Let’s get back to the putatitive difference in height between Swedish men and women. We have to form a statistic to use on the data. The obvious one is the difference in the means between the men and the women. You have 25 men and 25 women. Let’s call the mean you measured for the men using eqn. 2.1 $\mu_{m}$ ; for women, call it $\mu_{w}$ . Let’s call the difference $\Delta\mu=\mu_{m}-\mu_{w}$ . Remember this isn’t the true difference you’d get if you used the whole population, only an estimate.

Maybe you get $\Delta\mu=2.0"$ . Remember that if we did the experiment again we might get $7"$ or even $-1"$ . How do we calculate the likelihood of finding a difference of $2.0"$ if women and men have precisely the same distribution of height (that is if $H_{0}$ is true)? To figure that out, we have to know what the probability distribution is for our estimate of the mean difference $\Delta\mu$ . But assuming, like we are, that there’s no difference in the two distributions, the true $\Delta\mu$ is 0. In that case we have some brontosaurus-like curve for the probability of mean-differences. Let’s plot what we’d expect it to look like assuming $H_{0}$ :

The actual functional form of this is quite subtle and something that I’ll discuss a little later. Let’s try to understand the basics first.

Assuming $H_{0}$ (no difference between heights of men and women), it’s most likely that you’ll get a difference of $0$ . But we’ve found a difference of $2.0"$ . That doesn’t seem so likely. How likely is it? Well we’re asking slightly the wrong question. The probability of getting exactly some number is 0 for a continuous distribution. We want to know what’s the probability we’d get $2.0"$ or something even more unlikely, like $3.5"$ . So what we really want to know is the probability of finding a value of $2.0"$ or greater by chance.

We already know how to calculate this, from eqn 1.11, it’s just the area under the curve:

So the area in red is the probability that you’d get a value of $2.0"$ or greater by chance, while in fact there’s actually no difference.

If the area in red is less than your threshold $p_{0}$ , say $.05$ then you’d say ”the probability that there’s no difference in the height statistics between the groups is small therefore the assumption of no difference is unlikely to be true”. So in that case you conclude there’s a statistically significant difference between the heights of men and women based on your data.
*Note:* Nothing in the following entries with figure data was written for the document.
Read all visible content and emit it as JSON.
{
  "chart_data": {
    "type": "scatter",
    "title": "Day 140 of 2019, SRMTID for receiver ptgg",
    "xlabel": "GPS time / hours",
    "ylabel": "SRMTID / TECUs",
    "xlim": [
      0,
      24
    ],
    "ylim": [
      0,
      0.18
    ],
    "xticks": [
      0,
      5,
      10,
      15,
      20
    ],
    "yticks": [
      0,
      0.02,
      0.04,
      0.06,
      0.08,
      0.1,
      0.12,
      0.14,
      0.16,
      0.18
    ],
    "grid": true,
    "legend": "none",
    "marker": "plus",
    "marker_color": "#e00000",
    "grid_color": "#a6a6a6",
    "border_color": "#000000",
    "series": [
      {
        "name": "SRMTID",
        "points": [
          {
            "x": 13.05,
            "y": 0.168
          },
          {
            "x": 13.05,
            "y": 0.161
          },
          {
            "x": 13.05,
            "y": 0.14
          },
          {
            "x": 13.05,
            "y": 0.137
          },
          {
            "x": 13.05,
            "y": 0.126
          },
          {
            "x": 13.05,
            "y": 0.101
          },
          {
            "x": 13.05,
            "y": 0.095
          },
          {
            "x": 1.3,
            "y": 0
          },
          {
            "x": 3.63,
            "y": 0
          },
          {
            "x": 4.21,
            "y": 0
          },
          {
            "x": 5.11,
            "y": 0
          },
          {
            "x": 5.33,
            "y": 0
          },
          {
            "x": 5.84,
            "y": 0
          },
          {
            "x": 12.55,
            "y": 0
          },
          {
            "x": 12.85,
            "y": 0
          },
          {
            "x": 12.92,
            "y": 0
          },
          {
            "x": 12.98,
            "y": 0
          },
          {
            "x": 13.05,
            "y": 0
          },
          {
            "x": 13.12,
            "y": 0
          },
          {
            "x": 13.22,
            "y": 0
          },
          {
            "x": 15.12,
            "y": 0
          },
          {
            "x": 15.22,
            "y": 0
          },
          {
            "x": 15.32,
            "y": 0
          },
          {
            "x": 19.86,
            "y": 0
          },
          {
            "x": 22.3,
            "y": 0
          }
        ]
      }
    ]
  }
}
If the area in red is greater than your threshold $p_{0}$ , say $.05$ then you’d say ”the probability that there’s no difference in the height statistics between the groups isn’t that small, therefore we can’t reject the assumption that there’s no difference”. In that case you conclude that the difference in the height is not statistically significant. Of course if you used 5000 measurements instead, you might then change your tune. You do the best you can based on the available data.

You might get ridiculed for saying that there’s no statistically significant difference in this case. ”Come on, just look down the street. You can clearly see an average difference in height”, or ”everybody knows that there’s a difference”. But that kind of talk is what kept doctors blood-letting for centuries. They had some wacky ideas about the four humours, blood, bile, and so on, whose relative proportions told you about a person’s mood and health. Of course they knew it worked. Do you think anyone did a proper study of this? They just thought from theory and empirical observation that it worked. It worked in the sense that some ill people would sometimes get better despite being exsanguinated. But did it work better than nothing? These days, people have decided it wasn’t such a great idea. Now medicine routinely uses, or attempts to use, statistics as a way of devising new treatments.